Jewish social worker

Ida Sterno (1902-1964) was a Jewish social worker well known for her work with the Comité de Défense des Juifs (CDJ) in World War II.

==Early life==
She was born in Bucharest, Romania in 1902. Sterno was Jewish. She immigrated to Belgium in 1914. She was a social worker for children during the Spanish Civil War.

==World War II work==
At the beginning of the war, Sterno was hired for a social work position in Charleroi, Belgium. However, she was fired soon after because of her Jewish identity.

Sterno was the head of the CDJ's children placement section. She met Andree Geulen in the CDJ. The two were responsible for protecting Jewish school children from the Nazis in Brussels, Belgium. They relocated Jewish children using complicated codes to hide their identities. Sterno and Geulen shared an illegal residence in Brussels, in which Sterno kept records of the children and their hosts hidden under a rug.

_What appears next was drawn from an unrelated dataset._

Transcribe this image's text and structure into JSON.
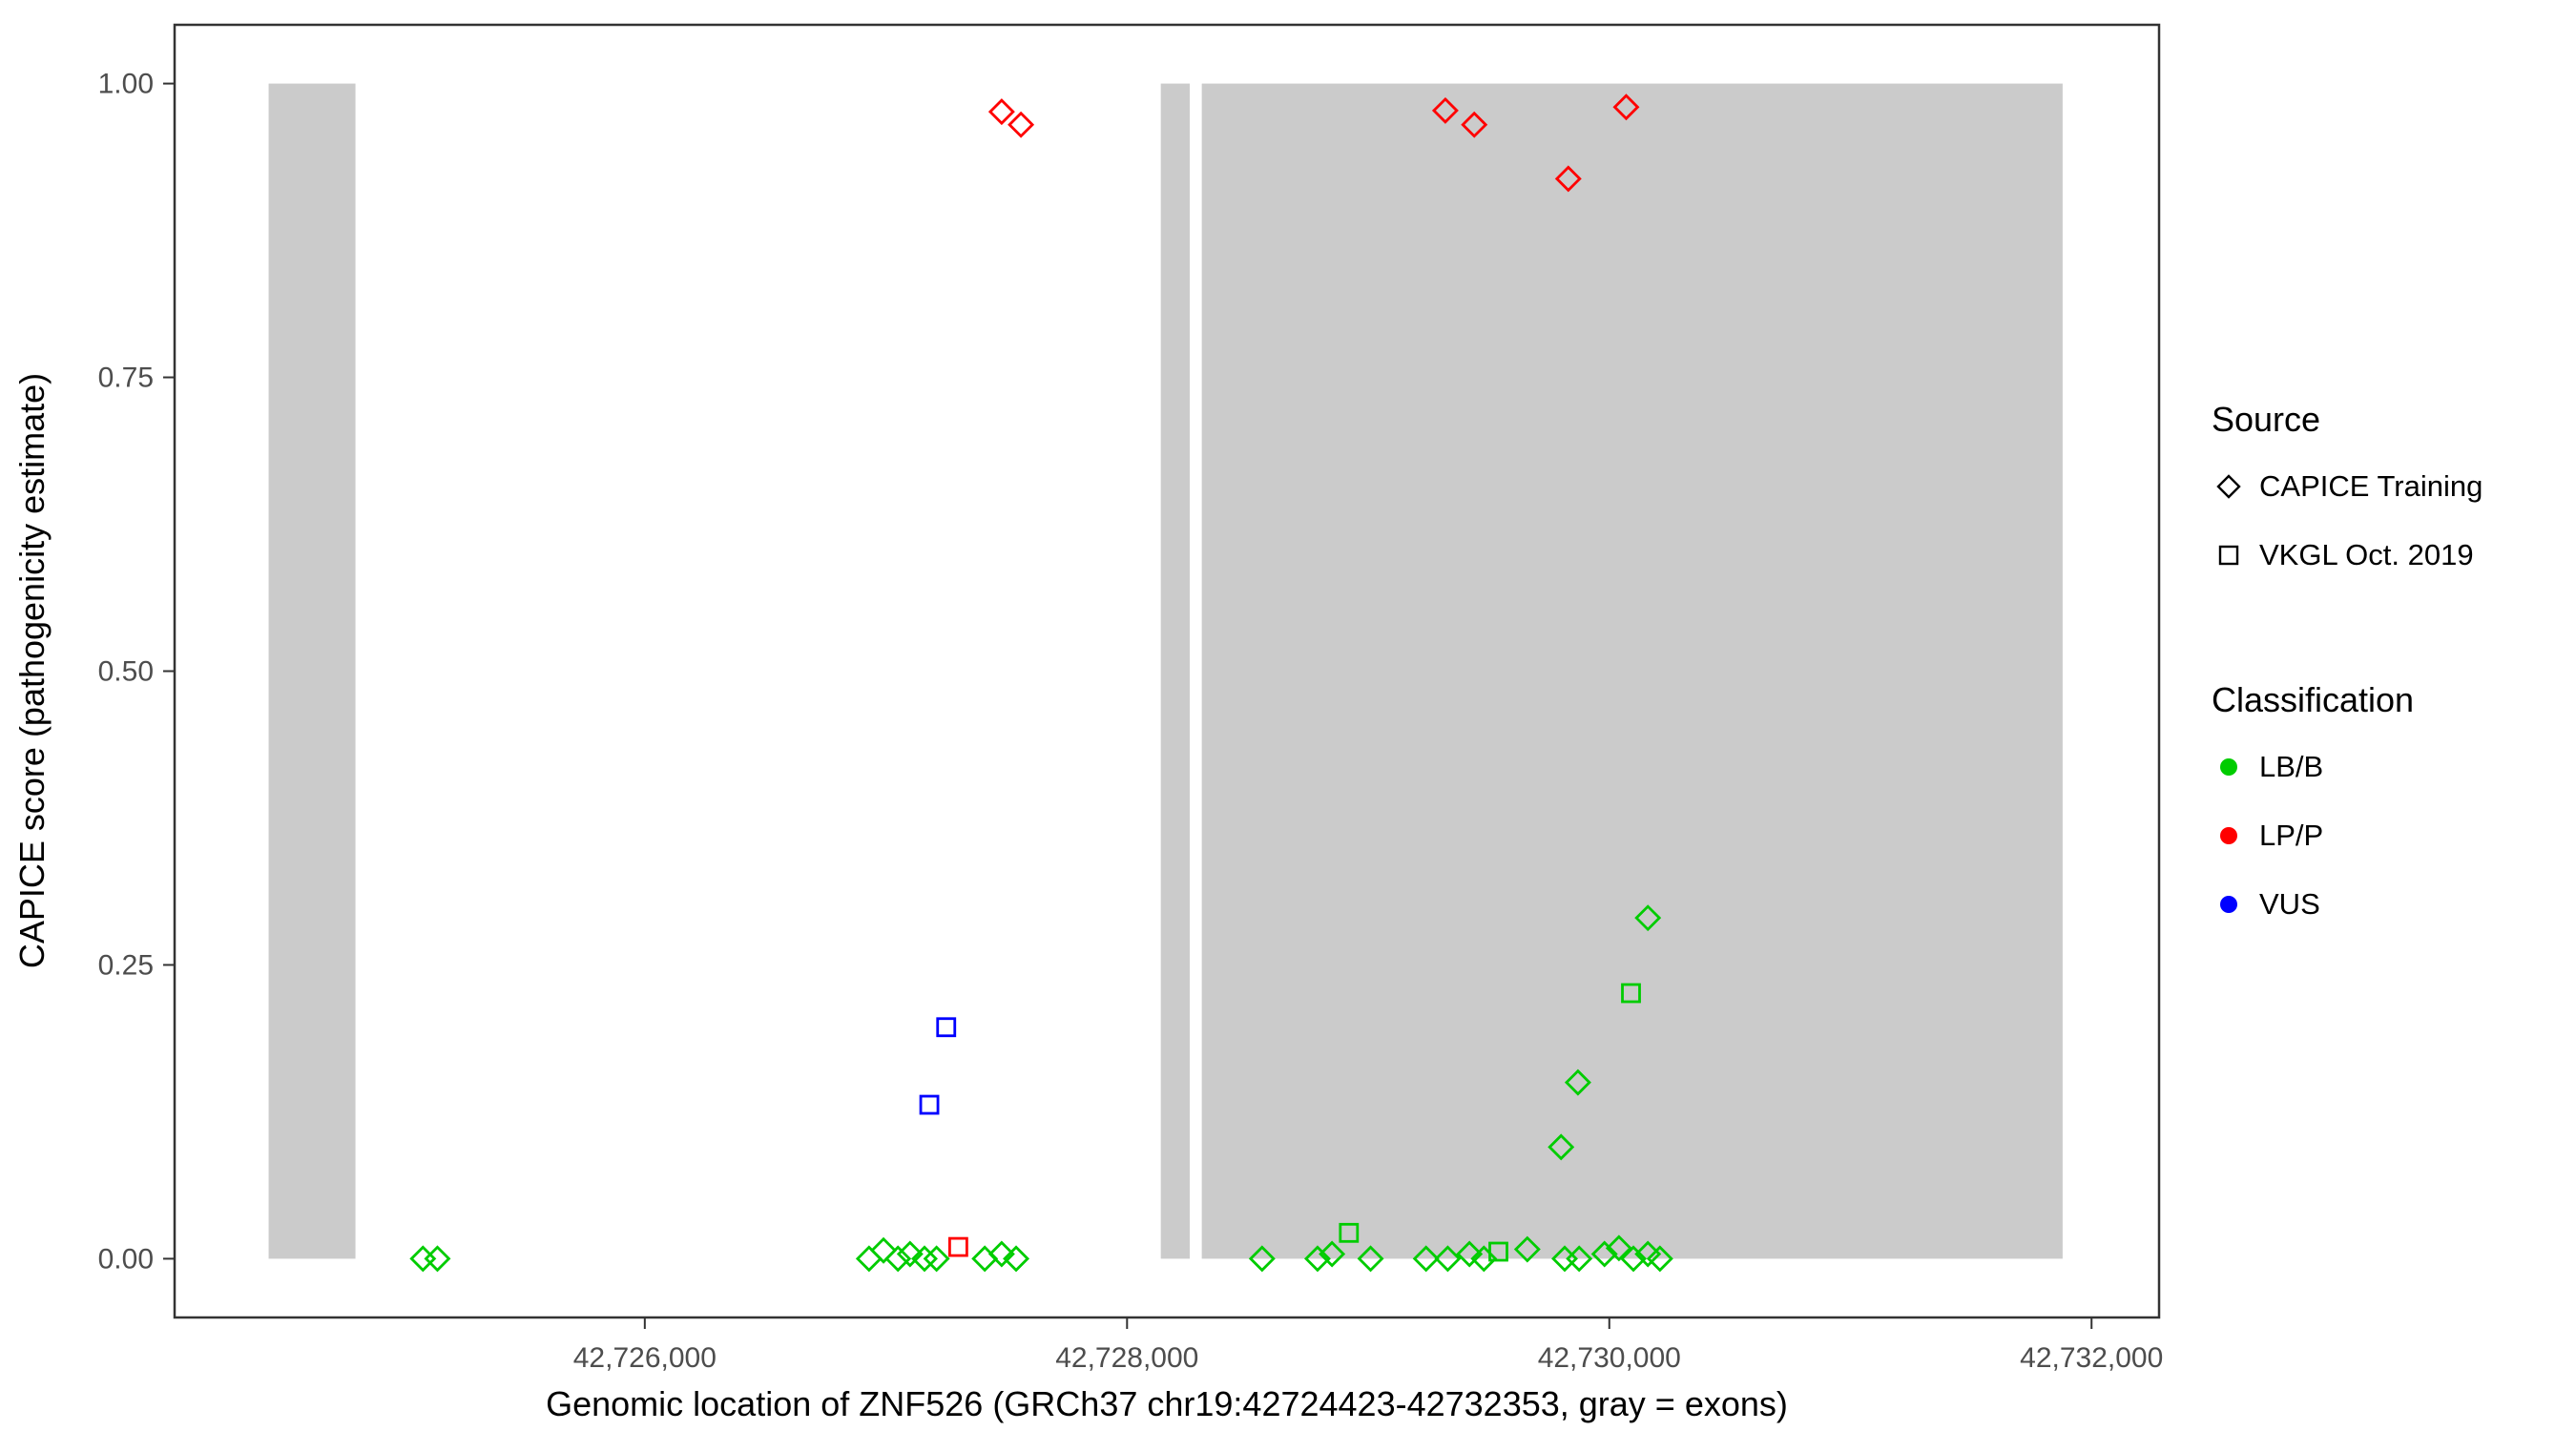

Sterno did her work under the pseudonym Madamoiselle Jeanne.

Ida was arrested by the Gestapo in May 1944 and imprisoned in Malines. She was tortured for months, but she never revealed the names of the relocated children. Sterno was finally freed when the Allies liberated Belgium in September 1944, but the months of torture left her health compromised.

==Post-war life and death==
Both Sterno and Geulen reconnected through the years with many of the children they had rescued.

She died at the age of 62 on 14 May 1964 in Brussels, Belgium, of a heart attack.